MV-TAP: Tracking Any Point in Multi-View Videos
Jahyeok Koo, Inès Hyeonsu Kim, Mungyeom Kim, Junghyun Park, Seohyun Park, Jaeyeong Kim, Jung Yi, Seokju Cho, Seungryong Kim
TL;DR
MV-TAP introduces a cross-view attentive framework for tracking points across synchronized multi-view videos by leveraging camera geometry and local 4D correlations. It encodes view geometry with Plücker coordinates, processes tokens through a multi-view spatio-temporal transformer with temporal, spatial, and view attention, and iteratively refines trajectories and occlusion states. A large synthetic Kubric-based dataset and multi-view Harmony4D evaluation demonstrate that MV-TAP outperforms single-view trackers and depth-reliant baselines, particularly under occlusions. The work defines multi-view point tracking in pixel space and provides a principled baseline with strong generalization for future research in robust multi-view tracking.
Abstract
Multi-view camera systems enable rich observations of complex real-world scenes, and understanding dynamic objects in multi-view settings has become central to various applications.
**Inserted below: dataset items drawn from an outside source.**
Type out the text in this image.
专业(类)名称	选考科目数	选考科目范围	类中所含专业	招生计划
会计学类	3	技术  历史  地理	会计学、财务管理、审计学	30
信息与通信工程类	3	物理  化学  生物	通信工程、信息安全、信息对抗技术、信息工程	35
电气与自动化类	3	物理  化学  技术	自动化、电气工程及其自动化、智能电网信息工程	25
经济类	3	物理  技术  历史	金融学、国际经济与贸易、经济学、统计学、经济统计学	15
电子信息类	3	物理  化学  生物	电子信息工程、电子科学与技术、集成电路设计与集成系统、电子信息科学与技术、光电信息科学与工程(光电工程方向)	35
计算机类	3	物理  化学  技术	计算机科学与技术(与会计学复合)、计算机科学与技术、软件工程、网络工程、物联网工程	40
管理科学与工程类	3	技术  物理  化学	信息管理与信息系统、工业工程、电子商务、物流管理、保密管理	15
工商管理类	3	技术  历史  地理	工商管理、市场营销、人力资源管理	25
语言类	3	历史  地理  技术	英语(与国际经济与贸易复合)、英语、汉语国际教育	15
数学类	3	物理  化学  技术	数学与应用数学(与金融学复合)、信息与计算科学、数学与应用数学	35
In this work, we present MV-TAP, a novel point tracker that tracks points across multi-view videos of dynamic scenes by leveraging cross-view information. MV-TAP utilizes camera geometry and a cross-view attention mechanism to aggregate spatio-temporal information across views, enabling more complete and reliable trajectory estimation in multi-view videos. To support this task, we construct a large-scale synthetic training dataset and real-world evaluation sets tailored for multi-view tracking. Extensive experiments demonstrate that MV-TAP outperforms existing point-tracking methods on challenging benchmarks, establishing an effective baseline for advancing research in multi-view point tracking.